I learned about the importance of meaning making on the couch in my therapist’s office, I learned it in college classrooms, and I learned it in life. I make meaning as a writer when I observe the world and think, “huh, that person crossing the street reminds me of …” then take it and create something beautiful in a sprint on my keyboard.

When I moved to Arizona in the summer of 2022, I wanted to find the perfect turquoise ring.

I also wanted desperately to not step on a rattlesnake or have a scorpion fall out of a ceiling vent in my bedroom, as all the “AZ Aware” Facebook groups I mistakenly joined for preparedness tried to warn (read: scare the shit out of) me.

I’ve lived here for about a year and a half and I hadn’t found the perfect ring until a few weeks ago. It’s not that there weren’t choices, it’s that none of them struck me with any sort of meaning.

I could grab any old ring from a flea market or thrift store or jewelry store and call it mission accomplished, but that wasn’t the reason for the mission.

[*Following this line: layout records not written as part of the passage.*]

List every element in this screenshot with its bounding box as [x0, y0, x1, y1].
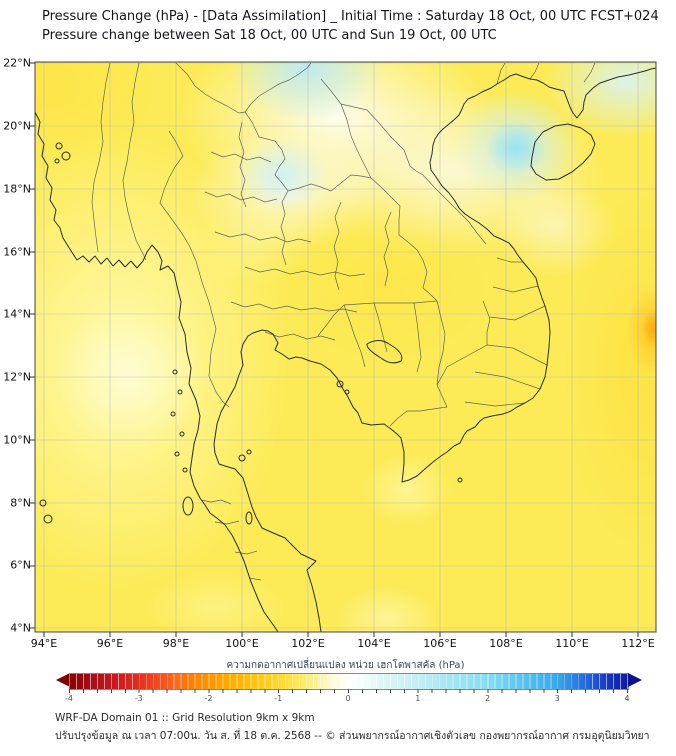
footer-domain-info: WRF-DA Domain 01 :: Grid Resolution 9km … — [55, 712, 315, 724]
lon-label-98e: 98°E — [162, 637, 190, 650]
colorbar-tick-2: 2 — [484, 694, 491, 703]
lat-label-10n: 10°N — [3, 433, 31, 447]
lon-label-108e: 108°E — [489, 637, 523, 650]
colorbar-tick-neg1: -1 — [274, 694, 283, 703]
axis-ticks — [30, 62, 639, 637]
colorbar: -4 -3 -2 -1 0 1 2 3 4 — [56, 673, 642, 703]
colorbar-title: ความกดอากาศเปลี่ยนแปลง หน่วย เฮกโตพาสคัล… — [226, 660, 465, 671]
figure-title-line1: Pressure Change (hPa) - [Data Assimilati… — [42, 9, 659, 24]
lat-label-12n: 12°N — [3, 370, 31, 384]
pressure-field — [35, 62, 656, 632]
coastlines — [35, 67, 656, 632]
colorbar-left-arrow — [56, 673, 70, 687]
colorbar-tick-neg4: -4 — [65, 694, 73, 703]
lat-label-20n: 20°N — [3, 119, 31, 133]
map-plot-area — [30, 61, 657, 637]
lat-label-6n: 6°N — [10, 558, 31, 572]
colorbar-gradient — [69, 673, 629, 690]
lon-label-94e: 94°E — [30, 637, 58, 650]
footer-update-info: ปรับปรุงข้อมูล ณ เวลา 07:00น. วัน ส. ที่… — [55, 730, 650, 742]
lon-label-110e: 110°E — [555, 637, 589, 650]
pressure-change-map — [30, 61, 657, 637]
plot-border — [34, 61, 657, 633]
lon-label-112e: 112°E — [621, 637, 655, 650]
lon-label-104e: 104°E — [357, 637, 391, 650]
colorbar-right-arrow — [628, 673, 642, 687]
lat-label-22n: 22°N — [3, 56, 31, 70]
lat-label-16n: 16°N — [3, 245, 31, 259]
colorbar-tick-3: 3 — [554, 694, 560, 703]
lon-label-96e: 96°E — [96, 637, 124, 650]
admin-boundaries — [91, 62, 596, 581]
colorbar-tick-neg3: -3 — [134, 694, 143, 703]
colorbar-tick-1: 1 — [415, 694, 421, 703]
lat-label-8n: 8°N — [10, 496, 31, 510]
figure-title-line2: Pressure change between Sat 18 Oct, 00 U… — [42, 27, 497, 43]
figure-titles: Pressure Change (hPa) - [Data Assimilati… — [42, 8, 659, 46]
lat-label-4n: 4°N — [10, 621, 31, 635]
lat-label-18n: 18°N — [3, 182, 31, 196]
lat-label-14n: 14°N — [3, 307, 31, 321]
lon-label-106e: 106°E — [423, 637, 457, 650]
lon-label-100e: 100°E — [225, 637, 259, 650]
colorbar-tick-neg2: -2 — [204, 694, 213, 703]
colorbar-tick-4: 4 — [624, 694, 630, 703]
lon-label-102e: 102°E — [291, 637, 325, 650]
colorbar-tick-0: 0 — [345, 694, 351, 703]
colorbar-minor-ticks — [69, 689, 628, 693]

I’d nearly given up on finding “the” ring until we pulled a stealthy U-turn and parked the truck on the street in the center of town in Prescott, AZ. We had seen the white tents of an art show from a distance as we cruised through this mountain town while the rain drizzled on our windshield enough to require the wipers. We hadn’t experienced rain in five months and although it would have deterred us in the Midwest, it welcomed us in the Southwest.

I grabbed my sweatshirt and pulled my hiking backpack over my shoulder, making sure to clip the dog’s pop-up water bowl to the strap as I stepped onto the curb and shut the door of the truck behind me. My partner grabbed the dog’s leash and met me on the sidewalk, ready to go.

We walked through the grassy square, real grass, and peered in each tent as we went. We grabbed four kinds of samosas at one vendor and sat on a stone half-wall to eat them, our pup’s nose in the air assessing the smells.

The sky darkened and it became evident more rain was coming, real rain. We grabbed our things and decided to walk down one more aisle on the way back to the truck, and stopped at a tent full of turquoise jewelry.

The woman selling the pieces was not wearing a felted tan hat and too much makeup, like any cringy influencer, she wore braids and a bold turquoise necklace and introduced herself as Navajo. I returned her greeting anc asked if I could try on her rings, and she nodded and said, “Please!”

The first one I picked up had a nice fat oval stone with a soft wide silver band that had bears stamped all along the side. Bear. Our beloved dog-child’s nickname.

There it was, that tingly feeling that tells me something is afoot in the universe and this means something to me. I proceeded to try on nearly every ring that was stuck delicately in the velvet display mats, just in case.

There was a second ring that I was drawn to after trying on ring 6 or 7. It had a slightly smaller and lighter-colored stone that was turned on its side in the band, instead of the traditional vertical placement.

“East to West,” the woman said. I looked up at her as she continued, “When I was making that piece, I set the stone East to West and thought it looked so nice that it needed to stay just like that.”

East to West, I thought to myself. Just like me. I moved out here, to the American Southwest, from the Northeast.

And now I was stuck. I could make two meanings, and just what the heck does THAT mean?

I tried on these two favorites, one and then the other. Then each again, then both at the same time, for good measure. After much mulling and as the wind picked up, I told her I needed to go with the first one I tried on, the one with the bears.

She polished it and asked me if I’d like to wear it home, and I said, “absolutely.” I thanked her and turned to follow my family through the rain back to the truck.

I swirled the ring around my finger and admired the band over and over on the drive back to the valley, feeling lucky that my life has meaning and meaning to spare. Or at least, that my brain is trained and ready to create it.